Tuning Linux for PostgreSQL¶
A reference conf could be found here and its slides here. Good advices there.
Kernel cache tuning¶
Kernel parameters dirty* manage the cache behavior. A good understanding of how cache works could be found there.
By default :
scaillet@Sylvain ~ $ sudo sysctl -a | grep dirty vm.dirty_background_bytes = 0 # ratio limit applies vm.dirty_background_ratio = 10 # 10% of RAM is available for cache --> huge on modern servers ! vm.dirty_bytes = 0 # ratio limit applies vm.dirty_expire_centisecs = 3000 # cache has to flush at least every 30s vm.dirty_ratio = 20 # hard limit of 20% of RAM vm.dirty_writeback_centisecs = 500 vm.dirtytime_expire_seconds = 43200
They are set for basic OS usage. In case of Database server with high workload, it should be tuned not to reduce the impact of the checkpoint tuning, for example.
One of the main drawback of bad tuning is heavy I/O pikes. They could occured because :
- the cache write asynchroneously most of the time
- lot of I/O overwhelm the cache
- the cache decided to flush everything by turning writings synchroneously
If we force the cache to flush its data more frequently, it might reduce the heavy pike cases.
You can also see statistics on the page cache in /proc/vmstat:
$ cat /proc/vmstat | egrep "dirty|writeback" nr_dirty 878 nr_writeback 0 nr_writeback_temp 0
In my case I have 878 dirty pages waiting to be written to disk.

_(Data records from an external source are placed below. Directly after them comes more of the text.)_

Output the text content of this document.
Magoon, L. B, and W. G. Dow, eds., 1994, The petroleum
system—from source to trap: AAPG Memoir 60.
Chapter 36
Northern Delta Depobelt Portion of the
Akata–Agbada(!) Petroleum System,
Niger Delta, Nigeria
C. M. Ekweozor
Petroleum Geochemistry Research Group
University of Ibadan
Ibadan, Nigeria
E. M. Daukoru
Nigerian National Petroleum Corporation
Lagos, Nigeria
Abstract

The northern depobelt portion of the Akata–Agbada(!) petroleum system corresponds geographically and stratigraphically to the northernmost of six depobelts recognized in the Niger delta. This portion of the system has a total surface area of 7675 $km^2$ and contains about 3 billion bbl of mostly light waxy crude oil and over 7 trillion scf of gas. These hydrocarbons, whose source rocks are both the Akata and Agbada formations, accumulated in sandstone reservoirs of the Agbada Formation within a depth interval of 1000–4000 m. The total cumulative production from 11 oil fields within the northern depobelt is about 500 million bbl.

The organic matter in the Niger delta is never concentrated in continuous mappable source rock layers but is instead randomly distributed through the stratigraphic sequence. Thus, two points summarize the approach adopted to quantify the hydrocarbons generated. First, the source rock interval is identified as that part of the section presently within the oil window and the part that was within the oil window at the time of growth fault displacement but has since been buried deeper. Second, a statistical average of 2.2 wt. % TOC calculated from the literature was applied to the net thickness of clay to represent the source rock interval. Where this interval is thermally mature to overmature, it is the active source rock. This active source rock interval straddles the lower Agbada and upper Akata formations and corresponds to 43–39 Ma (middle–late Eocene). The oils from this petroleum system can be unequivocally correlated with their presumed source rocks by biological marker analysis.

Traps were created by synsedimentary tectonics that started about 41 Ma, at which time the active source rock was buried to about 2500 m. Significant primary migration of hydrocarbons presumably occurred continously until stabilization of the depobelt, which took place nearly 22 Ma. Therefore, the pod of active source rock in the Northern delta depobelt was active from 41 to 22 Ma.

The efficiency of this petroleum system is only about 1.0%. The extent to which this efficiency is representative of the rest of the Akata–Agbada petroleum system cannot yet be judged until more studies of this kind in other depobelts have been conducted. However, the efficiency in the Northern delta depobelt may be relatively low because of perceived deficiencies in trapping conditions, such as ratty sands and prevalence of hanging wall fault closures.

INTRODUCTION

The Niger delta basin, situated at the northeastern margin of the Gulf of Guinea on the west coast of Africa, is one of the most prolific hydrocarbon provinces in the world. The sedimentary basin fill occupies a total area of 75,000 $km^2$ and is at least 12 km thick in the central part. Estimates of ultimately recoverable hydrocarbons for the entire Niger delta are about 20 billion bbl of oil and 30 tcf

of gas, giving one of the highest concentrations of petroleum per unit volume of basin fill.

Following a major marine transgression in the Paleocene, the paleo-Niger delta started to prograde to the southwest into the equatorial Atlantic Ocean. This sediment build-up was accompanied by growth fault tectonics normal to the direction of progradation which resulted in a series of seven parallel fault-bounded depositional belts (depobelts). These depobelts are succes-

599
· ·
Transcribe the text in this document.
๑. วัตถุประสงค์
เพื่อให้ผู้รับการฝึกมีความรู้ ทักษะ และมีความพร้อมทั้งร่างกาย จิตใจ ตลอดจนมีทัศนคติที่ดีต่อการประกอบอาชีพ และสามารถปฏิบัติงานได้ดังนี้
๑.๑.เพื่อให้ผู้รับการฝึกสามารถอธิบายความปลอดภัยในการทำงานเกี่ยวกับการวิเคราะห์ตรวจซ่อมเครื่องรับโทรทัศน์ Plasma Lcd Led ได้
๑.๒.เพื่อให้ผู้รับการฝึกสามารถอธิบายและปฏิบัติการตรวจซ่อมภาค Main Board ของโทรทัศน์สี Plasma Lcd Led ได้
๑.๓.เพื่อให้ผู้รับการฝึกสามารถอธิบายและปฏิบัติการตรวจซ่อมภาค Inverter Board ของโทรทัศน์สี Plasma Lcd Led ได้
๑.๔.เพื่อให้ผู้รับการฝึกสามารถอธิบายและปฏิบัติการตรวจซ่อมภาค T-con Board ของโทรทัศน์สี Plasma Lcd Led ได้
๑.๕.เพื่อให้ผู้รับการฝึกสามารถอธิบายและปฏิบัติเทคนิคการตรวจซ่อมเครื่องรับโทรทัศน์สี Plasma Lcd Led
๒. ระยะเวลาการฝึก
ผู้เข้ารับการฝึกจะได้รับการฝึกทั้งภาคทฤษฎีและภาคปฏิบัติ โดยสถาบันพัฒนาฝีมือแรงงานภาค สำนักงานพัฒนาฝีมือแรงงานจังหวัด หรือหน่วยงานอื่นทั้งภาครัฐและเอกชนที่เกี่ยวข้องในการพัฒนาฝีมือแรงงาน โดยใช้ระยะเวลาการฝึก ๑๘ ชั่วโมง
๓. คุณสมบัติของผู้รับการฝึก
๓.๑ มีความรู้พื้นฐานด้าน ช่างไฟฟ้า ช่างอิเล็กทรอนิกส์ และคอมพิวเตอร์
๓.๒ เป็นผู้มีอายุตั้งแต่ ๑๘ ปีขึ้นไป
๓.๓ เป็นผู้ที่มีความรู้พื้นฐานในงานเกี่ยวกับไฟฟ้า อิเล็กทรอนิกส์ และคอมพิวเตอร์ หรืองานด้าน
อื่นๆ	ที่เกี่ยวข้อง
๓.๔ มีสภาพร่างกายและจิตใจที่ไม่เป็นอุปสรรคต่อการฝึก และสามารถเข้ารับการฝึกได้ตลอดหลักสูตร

Typically for our usage (heavy workload), a good way is to reduce the cache size by lowering ratios :
vm.dirty_background_ratio = 5 vm.dirty_ratio = 10
Another approch is given by Ilya Kosmodemiansky in the slide 39.
vm.dirty_background_bytes = 67108864 vm.dirty_bytes = 536870912
These values looks more reasonable for RAID with 512MB cache on board.
In fact, it's good to configure the cache to have max some hundreds of MB to synchronize, no more : less than 1GB.
What on VM ?? In the following slides, the 13th gives a definitive advice : no VM for Postgres !
Kernel other parameters¶
On dedicated servers, we could tune some other kernel parameters.
-
Swap is bad for SGBD. Set :
vm.swappiness = 5 # or 10
-
Overcommit is also bad. Set :
vm.overcommit_memory = 2 # to deactivate vm.overcommit_ratio = (RAM – SWAP) * 100 / RAM
To know how much swap is configured on a server, type swapon -s to display the size in Kbytes.
To learn more about overcommit values, see the linux documentation. Possible values are :
0: heuristic overcommit (this is the default) 1: always overcommit, never check 2: always check, never overcommit
-
NUMA architecture is also bad for PostgreSQL :
vm.zone_reclaim_mode = 0 # to deactivate